RiddleSense: Reasoning about Riddle Questions Featuring Linguistic Creativity and Commonsense Knowledge
This dataset addresses the lack of resources for evaluating advanced natural language understanding abilities, specifically linguistic creativity and higher-order commonsense reasoning, for the NLU research community.
This paper introduces RiddleSense, a new multiple-choice question answering task and dataset of 5.7k examples, designed to evaluate complex commonsense reasoning, figurative language understanding, and counterfactual reasoning in riddle-style questions. Their evaluation shows a significant gap between the best-supervised model and human performance.

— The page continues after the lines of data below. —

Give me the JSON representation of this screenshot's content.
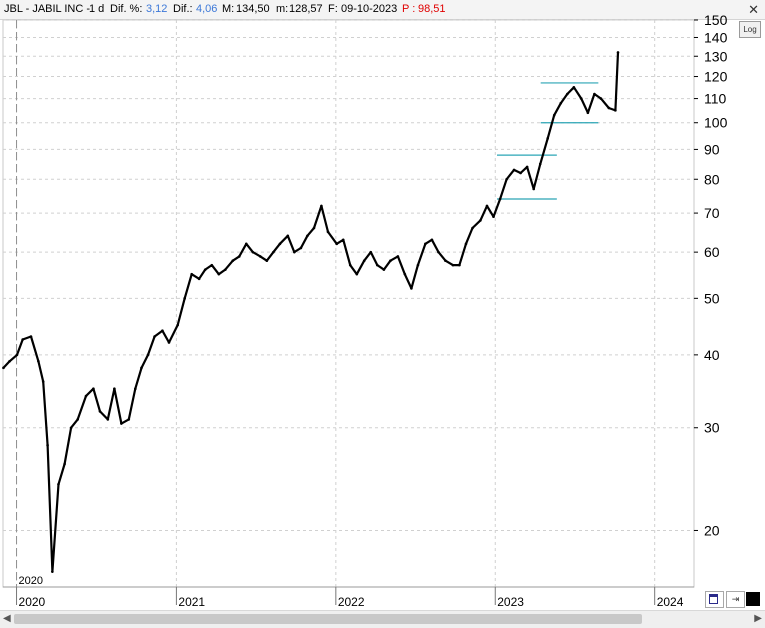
{
  "header": {
    "symbol": "JBL - JABIL INC -",
    "interval": "1 d",
    "dif_pct_label": "Dif. %:",
    "dif_pct_value": "3,12",
    "dif_label": "Dif.:",
    "dif_value": "4,06",
    "max_label": "M:",
    "max_value": "134,50",
    "min_label": "m:",
    "min_value": "128,57",
    "date_label": "F:",
    "date_value": "09-10-2023",
    "price_label": "P :",
    "price_value": "98,51",
    "close_symbol": "✕"
  },
  "controls": {
    "log_label": "Log",
    "pin_symbol": "⇥",
    "scroll_left": "◀",
    "scroll_right": "▶"
  },
  "colors": {
    "value_blue": "#3c78d8",
    "price_red": "#e00000",
    "grid": "#d0d0d0",
    "support_lines": "#2aa5b5",
    "price": "#000000"
  },
  "chart_data": {
    "type": "line",
    "title": "JBL - JABIL INC -",
    "scale": "log",
    "ylim": [
      16,
      150
    ],
    "xlim": [
      "2019-12-01",
      "2024-03-31"
    ],
    "grid": true,
    "start_marker": "2020",
    "x_ticks": [
      "2020",
      "2021",
      "2022",
      "2023",
      "2024"
    ],
    "y_ticks": [
      20,
      30,
      40,
      50,
      60,
      70,
      80,
      90,
      100,
      110,
      120,
      130,
      140,
      150
    ],
    "series": [
      {
        "x": [
          "2019-12-02",
          "2019-12-16",
          "2020-01-02",
          "2020-01-15",
          "2020-02-03",
          "2020-02-20",
          "2020-03-02",
          "2020-03-12",
          "2020-03-23",
          "2020-04-06",
          "2020-04-20",
          "2020-05-05",
          "2020-05-20",
          "2020-06-08",
          "2020-06-25",
          "2020-07-10",
          "2020-07-28",
          "2020-08-12",
          "2020-08-28",
          "2020-09-14",
          "2020-09-29",
          "2020-10-13",
          "2020-10-28",
          "2020-11-12",
          "2020-11-30",
          "2020-12-15",
          "2021-01-04",
          "2021-01-20",
          "2021-02-05",
          "2021-02-22",
          "2021-03-08",
          "2021-03-23",
          "2021-04-08",
          "2021-04-23",
          "2021-05-10",
          "2021-05-25",
          "2021-06-10",
          "2021-06-25",
          "2021-07-12",
          "2021-07-27",
          "2021-08-11",
          "2021-08-26",
          "2021-09-13",
          "2021-09-28",
          "2021-10-13",
          "2021-10-28",
          "2021-11-12",
          "2021-11-29",
          "2021-12-14",
          "2022-01-03",
          "2022-01-18",
          "2022-02-03",
          "2022-02-18",
          "2022-03-07",
          "2022-03-22",
          "2022-04-06",
          "2022-04-21",
          "2022-05-06",
          "2022-05-23",
          "2022-06-08",
          "2022-06-23",
          "2022-07-08",
          "2022-07-25",
          "2022-08-09",
          "2022-08-24",
          "2022-09-09",
          "2022-09-26",
          "2022-10-11",
          "2022-10-26",
          "2022-11-10",
          "2022-11-28",
          "2022-12-13",
          "2022-12-28",
          "2023-01-12",
          "2023-01-27",
          "2023-02-13",
          "2023-02-28",
          "2023-03-15",
          "2023-03-30",
          "2023-04-14",
          "2023-05-01",
          "2023-05-16",
          "2023-05-31",
          "2023-06-15",
          "2023-06-30",
          "2023-07-17",
          "2023-08-01",
          "2023-08-16",
          "2023-08-31",
          "2023-09-18",
          "2023-10-03",
          "2023-10-09"
        ],
        "y": [
          38.0,
          39.0,
          40.0,
          42.5,
          43.0,
          39.0,
          36.0,
          28.0,
          17.0,
          24.0,
          26.0,
          30.0,
          31.0,
          34.0,
          35.0,
          32.0,
          31.0,
          35.0,
          30.5,
          31.0,
          35.0,
          38.0,
          40.0,
          43.0,
          44.0,
          42.0,
          45.0,
          50.0,
          55.0,
          54.0,
          56.0,
          57.0,
          55.0,
          56.0,
          58.0,
          59.0,
          62.0,
          60.0,
          59.0,
          58.0,
          60.0,
          62.0,
          64.0,
          60.0,
          61.0,
          64.0,
          66.0,
          72.0,
          65.0,
          62.0,
          63.0,
          57.0,
          55.0,
          58.0,
          60.0,
          57.0,
          56.0,
          58.0,
          59.0,
          55.0,
          52.0,
          57.0,
          62.0,
          63.0,
          60.0,
          58.0,
          57.0,
          57.0,
          62.0,
          66.0,
          68.0,
          72.0,
          69.0,
          74.0,
          80.0,
          83.0,
          82.0,
          84.0,
          77.0,
          85.0,
          94.0,
          103.0,
          108.0,
          112.0,
          115.0,
          110.0,
          104.0,
          112.0,
          110.0,
          106.0,
          105.0,
          132.0
        ]
      }
    ],
    "support_lines": [
      {
        "from": "2023-01-05",
        "to": "2023-05-22",
        "y": 88
      },
      {
        "from": "2023-01-05",
        "to": "2023-05-22",
        "y": 74
      },
      {
        "from": "2023-04-15",
        "to": "2023-08-25",
        "y": 117
      },
      {
        "from": "2023-04-15",
        "to": "2023-08-25",
        "y": 100
      }
    ]
  }
}
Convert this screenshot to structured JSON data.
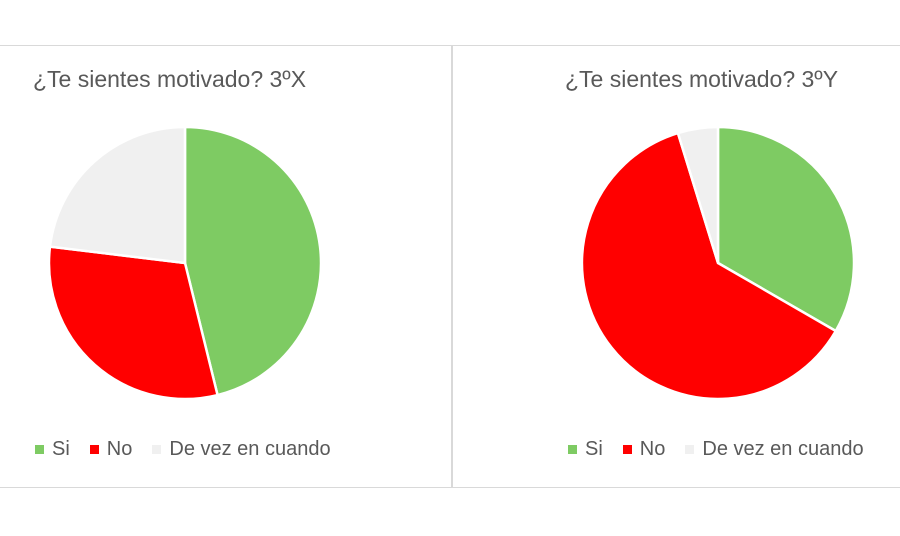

Question: I have five fingers but I am not alive. What am I? Answer: a glove. Answering such a riddle-style question is a challenging cognitive process, in that it requires complex commonsense reasoning abilities, an understanding of figurative language, and counterfactual reasoning skills, which are all important abilities for advanced natural language understanding (NLU). However, there are currently no dedicated datasets aiming to test these abilities. Herein, we present RiddleSense, a new multiple-choice question answering task, which comes with the first large dataset (5.7k examples) for answering riddle-style commonsense questions. We systematically evaluate a wide range of models over the challenge, and point out that there is a large gap between the best-supervised model and human performance -- suggesting intriguing future research in the direction of higher-order commonsense reasoning and linguistic creativity towards building advanced NLU systems.